Brainstorming with Tarot: An Update

So, I’ve had my cards a week now.  First impressions: the cards I chose (the Vanessa Tarot) are small.  I was expecting big and… important.  But they’re small, like regular playing cards.  But once I had them out, handling them, shuffling them–I didn’t mind the size so much.

Using the tarot was both harder and easier than I expected.  At once, cards that called to me, that spoke to who my characters were and what I knew of them, made their way into the spread.  I’ll just give you some samples, since I wrote all of my cards (and impressions) down.

  • Character: The three of swords.  In my deck, it looks like this:

I got, just from the image, that she’s a heartbroken woman.  There’s been betrayal or abandonment.  She’s in love with love, though it’s let her down.  She’s made a choice, and something better can’t come to her without making this choice.  It’s hard, it’s hurt her deeply, but it’s the only choice she could make.  She’s turned away from love and is still deeply affected by it.

In my character’s backstory, she has two relationships gone bad.  One with “the perfect man” who she left for the bad boy best friend she’d fallen in love with.  Except he couldn’t really settle down and commit, so she’s walked away from her bad choices to start over somewhere else. A clean slate.

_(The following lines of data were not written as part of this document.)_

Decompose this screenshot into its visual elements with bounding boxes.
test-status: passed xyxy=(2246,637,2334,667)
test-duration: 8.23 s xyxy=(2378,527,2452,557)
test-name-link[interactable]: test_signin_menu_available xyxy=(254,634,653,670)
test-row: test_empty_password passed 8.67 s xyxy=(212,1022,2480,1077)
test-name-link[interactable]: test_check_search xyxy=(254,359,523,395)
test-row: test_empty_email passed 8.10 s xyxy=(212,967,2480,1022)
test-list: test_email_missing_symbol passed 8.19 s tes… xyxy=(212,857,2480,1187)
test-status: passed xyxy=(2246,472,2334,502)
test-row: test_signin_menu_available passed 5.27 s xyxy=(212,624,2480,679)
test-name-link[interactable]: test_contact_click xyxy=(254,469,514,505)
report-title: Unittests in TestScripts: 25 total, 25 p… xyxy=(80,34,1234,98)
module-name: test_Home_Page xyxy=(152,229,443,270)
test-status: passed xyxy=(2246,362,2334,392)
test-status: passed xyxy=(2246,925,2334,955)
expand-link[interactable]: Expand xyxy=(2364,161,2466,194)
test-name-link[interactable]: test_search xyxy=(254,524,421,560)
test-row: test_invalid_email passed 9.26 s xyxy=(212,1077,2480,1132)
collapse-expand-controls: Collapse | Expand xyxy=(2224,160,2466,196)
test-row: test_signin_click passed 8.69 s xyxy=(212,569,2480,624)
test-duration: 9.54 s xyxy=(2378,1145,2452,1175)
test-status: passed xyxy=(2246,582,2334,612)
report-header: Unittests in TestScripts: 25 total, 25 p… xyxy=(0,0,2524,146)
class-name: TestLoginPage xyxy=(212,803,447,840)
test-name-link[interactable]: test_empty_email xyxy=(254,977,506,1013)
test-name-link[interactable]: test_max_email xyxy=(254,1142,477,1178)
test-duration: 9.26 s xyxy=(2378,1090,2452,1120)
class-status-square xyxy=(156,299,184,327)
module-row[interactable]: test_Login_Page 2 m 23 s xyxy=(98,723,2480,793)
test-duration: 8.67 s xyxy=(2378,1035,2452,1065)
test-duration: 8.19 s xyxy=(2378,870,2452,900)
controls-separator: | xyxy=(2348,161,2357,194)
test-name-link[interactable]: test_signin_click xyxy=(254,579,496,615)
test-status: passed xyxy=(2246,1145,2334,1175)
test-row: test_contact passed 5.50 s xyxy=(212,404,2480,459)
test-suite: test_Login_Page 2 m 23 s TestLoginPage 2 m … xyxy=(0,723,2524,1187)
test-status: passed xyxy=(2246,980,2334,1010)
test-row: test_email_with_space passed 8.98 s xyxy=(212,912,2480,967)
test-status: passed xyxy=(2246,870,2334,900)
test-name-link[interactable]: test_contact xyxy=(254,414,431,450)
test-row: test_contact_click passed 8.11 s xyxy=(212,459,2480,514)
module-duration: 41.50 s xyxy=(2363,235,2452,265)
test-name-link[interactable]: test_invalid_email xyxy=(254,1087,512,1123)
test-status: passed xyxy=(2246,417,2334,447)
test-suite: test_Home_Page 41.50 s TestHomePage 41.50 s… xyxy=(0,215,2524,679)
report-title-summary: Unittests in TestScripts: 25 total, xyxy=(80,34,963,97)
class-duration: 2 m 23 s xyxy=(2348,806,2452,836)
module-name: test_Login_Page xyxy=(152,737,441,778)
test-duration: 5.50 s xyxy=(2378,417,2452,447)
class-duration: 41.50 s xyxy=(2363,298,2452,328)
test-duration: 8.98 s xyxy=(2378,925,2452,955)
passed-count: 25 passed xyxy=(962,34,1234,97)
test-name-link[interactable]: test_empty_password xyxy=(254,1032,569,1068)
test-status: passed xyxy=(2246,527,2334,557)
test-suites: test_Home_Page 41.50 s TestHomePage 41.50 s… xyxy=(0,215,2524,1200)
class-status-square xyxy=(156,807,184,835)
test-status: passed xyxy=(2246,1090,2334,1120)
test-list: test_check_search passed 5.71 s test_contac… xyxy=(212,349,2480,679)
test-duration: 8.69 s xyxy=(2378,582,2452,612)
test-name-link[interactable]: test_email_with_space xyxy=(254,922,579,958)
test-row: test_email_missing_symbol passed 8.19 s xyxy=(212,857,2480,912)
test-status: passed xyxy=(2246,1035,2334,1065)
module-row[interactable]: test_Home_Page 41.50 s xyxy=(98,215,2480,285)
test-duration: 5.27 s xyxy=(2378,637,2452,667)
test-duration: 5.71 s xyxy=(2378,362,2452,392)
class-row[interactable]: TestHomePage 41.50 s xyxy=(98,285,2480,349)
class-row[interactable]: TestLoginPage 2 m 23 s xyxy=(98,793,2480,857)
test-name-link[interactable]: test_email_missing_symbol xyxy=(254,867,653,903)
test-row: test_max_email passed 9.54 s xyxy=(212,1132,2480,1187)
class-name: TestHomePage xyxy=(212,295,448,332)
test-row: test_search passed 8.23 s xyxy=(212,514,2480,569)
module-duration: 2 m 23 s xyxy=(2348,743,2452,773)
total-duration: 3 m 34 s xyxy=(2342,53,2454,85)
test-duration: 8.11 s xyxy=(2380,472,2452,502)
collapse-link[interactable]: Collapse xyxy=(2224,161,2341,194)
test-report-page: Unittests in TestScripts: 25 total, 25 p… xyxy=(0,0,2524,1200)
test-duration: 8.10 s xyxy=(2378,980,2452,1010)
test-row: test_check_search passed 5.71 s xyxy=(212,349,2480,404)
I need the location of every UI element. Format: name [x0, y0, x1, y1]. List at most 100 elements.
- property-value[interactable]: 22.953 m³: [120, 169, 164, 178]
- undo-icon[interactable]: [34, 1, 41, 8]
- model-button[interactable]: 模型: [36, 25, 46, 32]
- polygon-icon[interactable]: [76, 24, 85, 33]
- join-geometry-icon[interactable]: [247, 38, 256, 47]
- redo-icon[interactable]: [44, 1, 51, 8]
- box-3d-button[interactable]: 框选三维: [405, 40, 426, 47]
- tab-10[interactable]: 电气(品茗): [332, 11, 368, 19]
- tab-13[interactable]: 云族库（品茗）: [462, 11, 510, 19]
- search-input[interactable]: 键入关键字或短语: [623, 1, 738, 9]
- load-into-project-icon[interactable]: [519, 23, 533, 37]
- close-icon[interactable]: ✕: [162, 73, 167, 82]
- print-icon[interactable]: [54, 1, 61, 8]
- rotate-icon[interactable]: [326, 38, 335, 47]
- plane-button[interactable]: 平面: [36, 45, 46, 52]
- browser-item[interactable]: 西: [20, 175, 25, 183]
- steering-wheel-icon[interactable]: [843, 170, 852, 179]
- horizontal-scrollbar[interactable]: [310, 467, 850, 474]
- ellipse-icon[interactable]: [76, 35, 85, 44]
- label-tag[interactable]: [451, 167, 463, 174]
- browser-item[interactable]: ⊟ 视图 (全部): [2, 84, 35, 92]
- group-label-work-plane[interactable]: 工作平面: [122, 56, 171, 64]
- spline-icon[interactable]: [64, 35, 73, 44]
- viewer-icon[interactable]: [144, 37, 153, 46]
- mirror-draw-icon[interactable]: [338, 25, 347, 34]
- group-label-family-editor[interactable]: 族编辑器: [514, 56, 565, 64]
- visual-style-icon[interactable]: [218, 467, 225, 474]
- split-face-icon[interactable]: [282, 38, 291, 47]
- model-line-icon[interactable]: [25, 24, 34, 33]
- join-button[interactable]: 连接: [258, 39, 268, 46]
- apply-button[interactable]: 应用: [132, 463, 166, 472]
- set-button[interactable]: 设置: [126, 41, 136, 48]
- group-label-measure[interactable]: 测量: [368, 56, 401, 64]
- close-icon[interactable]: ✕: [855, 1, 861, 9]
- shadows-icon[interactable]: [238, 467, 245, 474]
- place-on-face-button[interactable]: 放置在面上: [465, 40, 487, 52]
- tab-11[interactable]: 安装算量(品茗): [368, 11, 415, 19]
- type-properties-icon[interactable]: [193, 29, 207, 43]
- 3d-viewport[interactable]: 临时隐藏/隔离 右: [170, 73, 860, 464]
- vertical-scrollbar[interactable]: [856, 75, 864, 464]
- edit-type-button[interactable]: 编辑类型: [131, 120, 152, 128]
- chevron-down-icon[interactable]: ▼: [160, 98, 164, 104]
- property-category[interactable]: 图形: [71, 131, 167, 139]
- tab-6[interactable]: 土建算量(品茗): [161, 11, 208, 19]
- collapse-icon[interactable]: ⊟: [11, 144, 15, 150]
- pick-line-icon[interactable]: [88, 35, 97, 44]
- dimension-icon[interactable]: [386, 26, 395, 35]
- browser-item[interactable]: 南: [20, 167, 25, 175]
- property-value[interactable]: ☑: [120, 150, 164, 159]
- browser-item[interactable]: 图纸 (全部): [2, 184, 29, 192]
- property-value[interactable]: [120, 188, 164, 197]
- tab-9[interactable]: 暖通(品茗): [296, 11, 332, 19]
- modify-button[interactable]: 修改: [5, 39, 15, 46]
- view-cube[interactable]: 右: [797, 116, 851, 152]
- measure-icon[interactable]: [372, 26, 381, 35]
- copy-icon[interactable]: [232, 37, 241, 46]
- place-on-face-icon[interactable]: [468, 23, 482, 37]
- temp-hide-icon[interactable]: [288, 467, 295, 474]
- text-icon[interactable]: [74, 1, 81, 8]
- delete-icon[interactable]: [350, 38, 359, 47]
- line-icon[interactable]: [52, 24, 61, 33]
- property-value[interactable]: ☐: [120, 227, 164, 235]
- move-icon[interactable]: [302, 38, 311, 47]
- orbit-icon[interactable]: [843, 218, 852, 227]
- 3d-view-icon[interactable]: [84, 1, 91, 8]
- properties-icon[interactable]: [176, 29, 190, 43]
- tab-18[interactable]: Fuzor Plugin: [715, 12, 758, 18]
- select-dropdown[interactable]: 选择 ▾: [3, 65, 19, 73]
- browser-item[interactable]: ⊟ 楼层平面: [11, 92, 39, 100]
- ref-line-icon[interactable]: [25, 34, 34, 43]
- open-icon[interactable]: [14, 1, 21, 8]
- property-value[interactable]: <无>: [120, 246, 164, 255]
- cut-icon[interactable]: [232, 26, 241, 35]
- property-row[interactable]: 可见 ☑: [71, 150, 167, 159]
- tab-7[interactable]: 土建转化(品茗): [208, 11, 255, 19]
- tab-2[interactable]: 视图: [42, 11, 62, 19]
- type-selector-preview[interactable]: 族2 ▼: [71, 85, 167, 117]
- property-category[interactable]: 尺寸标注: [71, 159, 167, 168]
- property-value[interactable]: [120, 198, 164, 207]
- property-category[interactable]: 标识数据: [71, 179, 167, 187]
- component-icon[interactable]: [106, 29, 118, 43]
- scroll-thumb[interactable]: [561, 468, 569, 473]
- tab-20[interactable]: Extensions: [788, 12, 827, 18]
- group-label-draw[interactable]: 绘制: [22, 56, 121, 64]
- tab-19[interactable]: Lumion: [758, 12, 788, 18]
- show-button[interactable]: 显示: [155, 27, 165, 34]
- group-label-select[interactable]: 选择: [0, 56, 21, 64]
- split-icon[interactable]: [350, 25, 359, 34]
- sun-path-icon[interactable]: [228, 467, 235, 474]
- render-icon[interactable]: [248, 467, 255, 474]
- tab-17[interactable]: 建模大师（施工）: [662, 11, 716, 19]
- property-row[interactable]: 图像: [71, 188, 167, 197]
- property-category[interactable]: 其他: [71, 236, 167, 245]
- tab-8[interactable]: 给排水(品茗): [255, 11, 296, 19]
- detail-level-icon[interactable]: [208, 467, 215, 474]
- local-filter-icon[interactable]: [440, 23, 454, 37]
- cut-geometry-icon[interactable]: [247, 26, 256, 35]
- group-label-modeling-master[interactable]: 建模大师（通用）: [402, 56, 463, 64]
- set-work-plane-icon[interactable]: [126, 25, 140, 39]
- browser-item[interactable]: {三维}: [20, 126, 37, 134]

  • The next card, her goal? The lovers.  I’m still trying to work that out, especially since the goal was something I was struggling with before.  But, it’s definitely an evocative card.
  • Basis of Goal: eight of cups.

Clearly someone who is running away (or has run away) from something.  She’s got baggage at her feet, behind her.  Baggage she’s leaving behind, perhaps?

There was more, obviously, but it gave me just a huge jumping off place, sparks to the imagination, a new way of seeing the situation.  It also took hours, although I suppose it’ll get faster when I’m not going through three different books on my Kindle, looking up meanings.

The point, for me, is that the cards give you a new way of looking at things, new ideas, and help you delve deeper into the things that you know.

Accessories I would strongly recommend are a quiet place to work (my new dog kept jumping up on my work area which was more than a little disruptive), a good sized flat surface to work on, a notebook to write, write, write everything that comes to you, and the book Tarot for Writers by Corrine Kenner.  The book is a wonder.  It’s full of information, ideas on how to use the cards, what each card can mean, what elements and astrological signs are associated–just a lot of different ways to look at this resource.